Leah Pistorius
June 23, 2025
As part of the Human Centered Design & Engineering’s 2025 Graduation Day celebrations, Professor Kate Starbird delivered a special lecture for graduating students and their guests titled Foundations & Futures of Human-Computer Interaction.
Drawing from her undergraduate course, Foundations in HCI (HCDE 419), Starbird offered an overview of how the technologies we use today are rooted in federally funded research in HCI.
Watch the talk: Foundations & Futures of HCI
In the lecture, Starbird traced the evolution of computing technologies from their origins in post–World War II science policy to today’s landscape of personal computing, ubiquitous connectivity, AI, and social media. She overviews how the field of human-computer interaction has always emphasized technology as a tool to augment human capabilities—not replace them. That vision, she argues, is more urgent than ever as we look to the future of technological development.
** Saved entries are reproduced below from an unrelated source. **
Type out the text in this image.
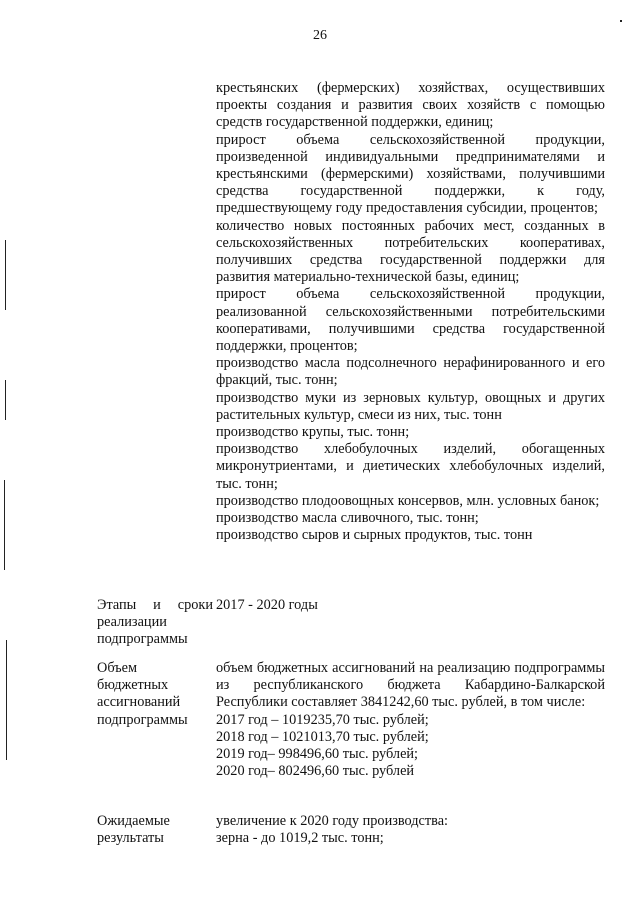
26

крестьянских (фермерских) хозяйствах, осуществивших проекты создания и развития своих хозяйств с помощью средств государственной поддержки, единиц;

прирост объема сельскохозяйственной продукции, произведенной индивидуальными предпринимателями и крестьянскими (фермерскими) хозяйствами, получившими средства государственной поддержки, к году, предшествующему году предоставления субсидии, процентов;

количество новых постоянных рабочих мест, созданных в сельскохозяйственных потребительских кооперативах, получивших средства государственной поддержки для развития материально-технической базы, единиц;

прирост объема сельскохозяйственной продукции, реализованной сельскохозяйственными потребительскими кооперативами, получившими средства государственной поддержки, процентов;

производство масла подсолнечного нерафинированного и его фракций, тыс. тонн;

производство муки из зерновых культур, овощных и других растительных культур, смеси из них, тыс. тонн

производство крупы, тыс. тонн;

производство хлебобулочных изделий, обогащенных микронутриентами, и диетических хлебобулочных изделий, тыс. тонн;

производство плодоовощных консервов, млн. условных банок;

производство масла сливочного, тыс. тонн;

производство сыров и сырных продуктов, тыс. тонн

Этапы и сроки реализации подпрограммы

2017 - 2020 годы

Объем бюджетных ассигнований подпрограммы

объем бюджетных ассигнований на реализацию подпрограммы из республиканского бюджета Кабардино-Балкарской Республики составляет 3841242,60 тыс. рублей, в том числе:

2017 год – 1019235,70 тыс. рублей;

2018 год – 1021013,70 тыс. рублей;

2019 год– 998496,60 тыс. рублей;

2020 год– 802496,60 тыс. рублей

Ожидаемые результаты

увеличение к 2020 году производства:

зерна - до 1019,2 тыс. тонн;
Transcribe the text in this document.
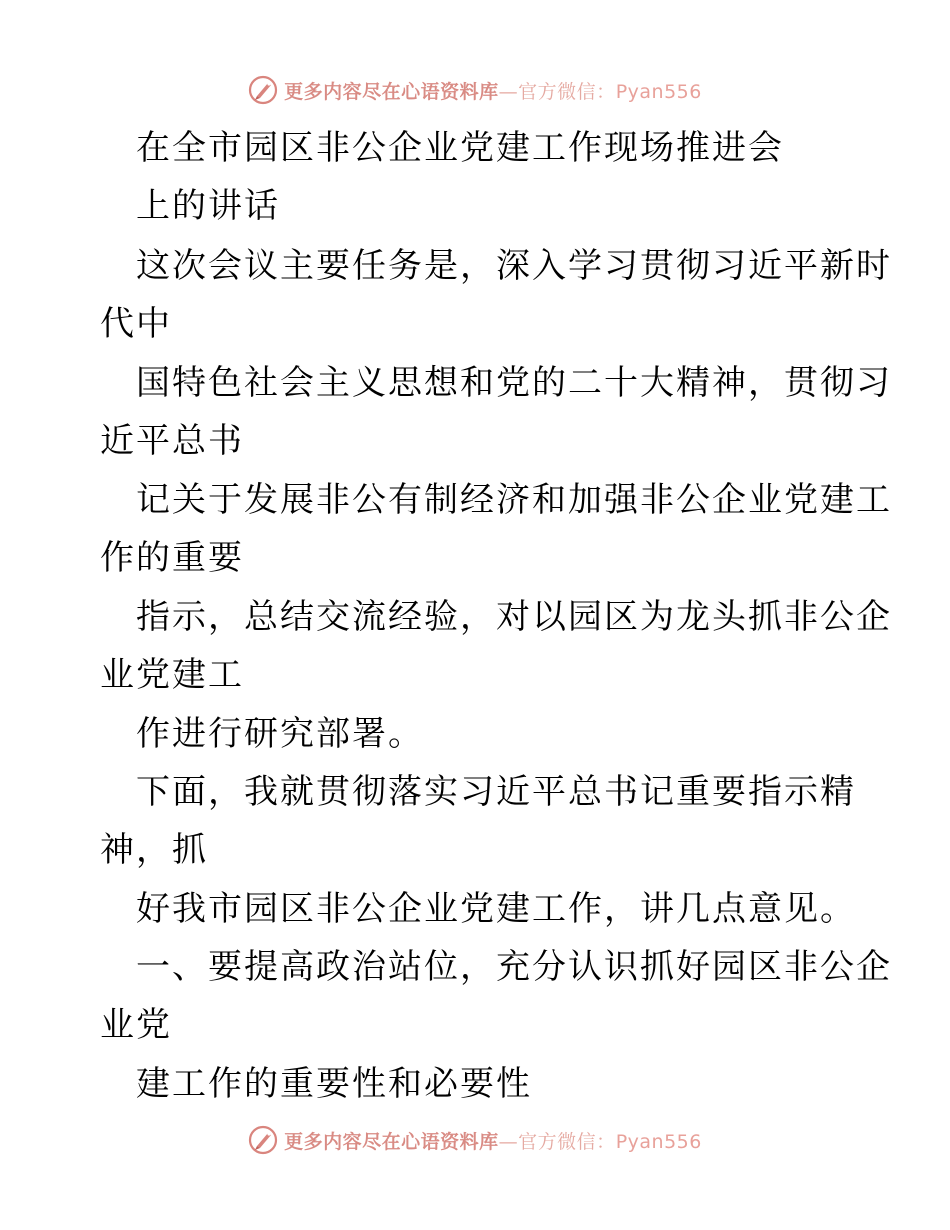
更多内容尽在心语资料库—官方微信：Pyan556
在全市园区非公企业党建工作现场推进会
上的讲话
这次会议主要任务是，深入学习贯彻习近平新时
代中
国特色社会主义思想和党的二十大精神，贯彻习
近平总书
记关于发展非公有制经济和加强非公企业党建工
作的重要
指示，总结交流经验，对以园区为龙头抓非公企
业党建工
作进行研究部署。
下面，我就贯彻落实习近平总书记重要指示精
神，抓
好我市园区非公企业党建工作，讲几点意见。
一、要提高政治站位，充分认识抓好园区非公企
业党
建工作的重要性和必要性
更多内容尽在心语资料库—官方微信：Pyan556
Some of the key takeaways from the presentation include:
- HCI is everywhere. From the computer mouse and graphical user interfaces to search engines and wearable devices, many everyday technologies have their roots in government-funded HCI research.
- The past shapes the present. Starbird highlighted early visionaries like Vannevar Bush, J.C.R. Licklider, and Douglas Engelbart—whose work not only imagined the internet, but laid the groundwork for interactive computing as we know it.
- The future depends on inclusive innovation. Starbird emphasized the need to broaden participation in computing, pointing out how early HCI pioneers were overwhelmingly white and male. She expressed concern about recent moves to defund initiatives aimed at increasing diversity in computing fields.
- There’s work still to do. Today’s HCI research tackles critical issues—from improving accessibility and supporting mental health to ensuring online safety for youth and reducing vulnerability to misinformation. These efforts, Starbird emphasized, must continue—and require sustained federal support.
Professor Starbird closed her talk with a call to action: to recognize the value of public investment in research, to protect it from erosion, and to ensure that the next generation of technology reflects the needs and values of everyone.